On the other hand, development control can also be used for the good as it can deny un-wanted land-uses for being located within close proximity to residents. For example, if there was no development control, there would be no stopping a prison being located next to a primary school.
Development control as a mean to minimize conflict
Politics, conflict and disputes are at the centre of land use planning. Conflict arises because of;
– the competing demands for the use of land,
– the externality effects that arise when the use of land changes, and
– because the uneven distribution of costs and benefits which result from development (Cullingworth &Nadin 2002)
The recent movement of intervening before the decision to develop emerged in the mid 19th century with the introduction of a system of land use plans which aided in reducing the scope for the latter conflict (Booth 1996).
‘On these plans were then attached the older systems of regulatory control that now became informed by a new purpose, to ensure that new development complied with the long-term vision for the way in which urban areas were developed (Booth 1996). ‘
Cullingworth &Nadin (2002) argue that if you have a clear and firm policy in place, which has the support of a wide section of the public, the less room there is for arguing about its application and implementation. This result is increased efficiency. A clear and well thought of plan must try to maximise the potential of the environment for the use and enjoyment of the community as a whole, while safeguarding users from unacceptable environmental hardship, and providing equity by sharing out the gains and losses to different users of land (Booth 1996). This however does not mean conflict is rubbed out all together, it just means it is limited.
Since every case is different, and therefore results in a different outcome, discretion must be practiced whilst considering applications. Without this, Cullingworth &Nadin (2002) state that it is ‘difficult to make account of changing circumstances.’

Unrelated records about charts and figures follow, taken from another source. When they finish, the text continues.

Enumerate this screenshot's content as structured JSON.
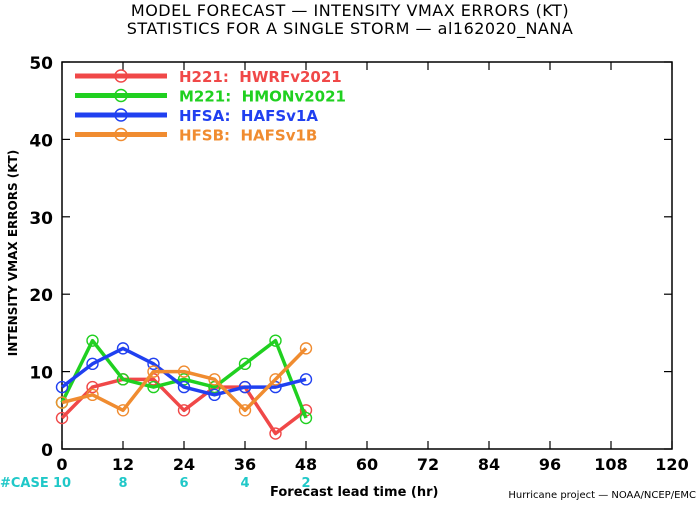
{
  "header": {
    "title_line1": "MODEL FORECAST — INTENSITY VMAX ERRORS (KT)",
    "title_line2": "STATISTICS FOR A SINGLE STORM — al162020_NANA"
  },
  "footer": {
    "credit": "Hurricane project — NOAA/NCEP/EMC"
  },
  "chart_data": {
    "type": "line",
    "title": "MODEL FORECAST — INTENSITY VMAX ERRORS (KT)",
    "subtitle": "STATISTICS FOR A SINGLE STORM — al162020_NANA",
    "xlabel": "Forecast lead time (hr)",
    "ylabel": "INTENSITY VMAX ERRORS (KT)",
    "xlim": [
      0,
      120
    ],
    "ylim": [
      0,
      50
    ],
    "xticks": [
      0,
      12,
      24,
      36,
      48,
      60,
      72,
      84,
      96,
      108,
      120
    ],
    "yticks": [
      0,
      10,
      20,
      30,
      40,
      50
    ],
    "grid": false,
    "legend_position": "top-left",
    "case_label": "#CASE",
    "cases": [
      {
        "x": 0,
        "n": "10"
      },
      {
        "x": 12,
        "n": "8"
      },
      {
        "x": 24,
        "n": "6"
      },
      {
        "x": 36,
        "n": "4"
      },
      {
        "x": 48,
        "n": "2"
      }
    ],
    "case_color": "#20c8c8",
    "x": [
      0,
      6,
      12,
      18,
      24,
      30,
      36,
      42,
      48
    ],
    "series": [
      {
        "name": "H221:  HWRFv2021",
        "color": "#f04848",
        "values": [
          4,
          8,
          9,
          9,
          5,
          8,
          8,
          2,
          5
        ]
      },
      {
        "name": "M221:  HMONv2021",
        "color": "#20d020",
        "values": [
          6,
          14,
          9,
          8,
          9,
          8,
          11,
          14,
          4
        ]
      },
      {
        "name": "HFSA:  HAFSv1A",
        "color": "#2040f0",
        "values": [
          8,
          11,
          13,
          11,
          8,
          7,
          8,
          8,
          9
        ]
      },
      {
        "name": "HFSB:  HAFSv1B",
        "color": "#f08c30",
        "values": [
          6,
          7,
          5,
          10,
          10,
          9,
          5,
          9,
          13
        ]
      }
    ]
  }
}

The WAPC’ development control policies sit within a structure which is established under the State Planning Strategy and Statement of Planning Policy No. 1 State Planning Framework. These policies are consistently reviewed to ensure accuracy and consistency and are used to guide to new development applications to being approved without causing conflict (WAPC 2008).
Development control is a necessary tool in today’s dynamic society as it ‘protects and improves the living, production and recreation environments in a city through the proper use and development of land (DeFillippis & Saegert 2008)’. Succinctly, the purpose of development control is to reduce the damage potential to new developments and redevelopments by the imposition of development, design and construction conditions.
Although development control is considered a negative tool as it is time consuming and frustrating for everybody involved, it however prevents some people from doing things they would have been able to do, had there been no control. Development controls over the location, density, use, forms of construction, occupancy, health and sanitation are aimed at ensuring a healthy and safe environment for the user and the public and minimize conflict. However it is vital to emphasize that without the guidance of a clear and firm policy guiding it, development control is only an arbitrary exercise of government power (Booth 1996).